When falsehood can look so like the truth who can assume themselves certain of happiness?

He was soon borne away by the waves, and lost in darkness and distance

terrible > poor > mediocre > okay > good > very good > excellent > superb

4 comments… add one
  • Imani 8 May, 2008, 1:33 am

    Huh? I haven’t read this novel in a few years but it’s as if we read different books. Isn’t the novel on its most basic level asking the reader who is true the monster here when we see how Frankenstein runs away from his responsibilities over and over and the consequences of such selfishness and ego? And this comes through even though most of the story is filtered through biased sources — Frankenstein himself and the young sailor writing to his sister. Doesn’t she query the risks of such a narrow, fervent pursuit of scientific knowledge when we see how the monster turns out with little proper guidance (and in any case, despite his killings, still comes out more sympathetic than the civilised Frankenstein, IMO)? Isn’t the *entire* interlude of the monster with that blind man and his family in the mountains (was it mountains? can’t quite remember) a commentary on a society who puts so much emphasis on the outer rather than the inner?

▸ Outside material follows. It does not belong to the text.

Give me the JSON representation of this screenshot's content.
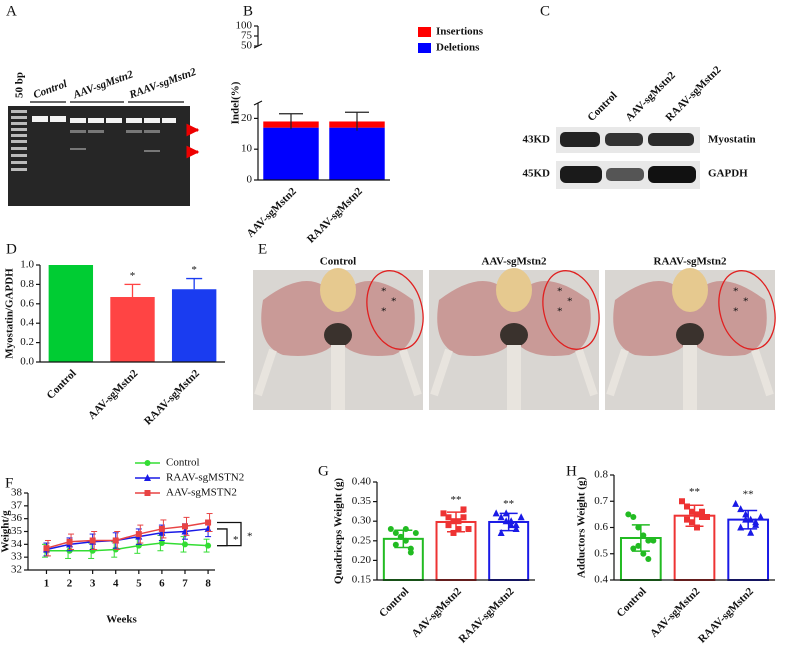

    I could go on. And I disagree about her famous husband having anything to do with the novel’s success in the way you asserted as historical critical reaction to this day points to the contrary — that people considered the novel so well done and above the abilities of an 18 year old girl that some still speculate that her husband was the real author. 😛

  • Imani 8 May, 2008, 1:36 am

    Oh, and I really don’t think the wife is more famous than the husband either. At least when he is remembered it is for his poetry — most people today think of the campy Frankenstein films rather than the book hence the misconceptions.

  • 3m 8 May, 2008, 3:02 am

    I really liked Frankenstein.

    I LOVE your picture. Awesome.

  • lovsmena 6 September, 2009, 5:24 pm

    Maybe you don’t think she is much of a writer because it’s a little over its time. Not really sure if she would became so famous with or without her husband its hard to say but it must of helped? All I know is Frankenstein is the last name of the doctor that invented him so he called his creature Frankenstein to represent it was indeed his creation.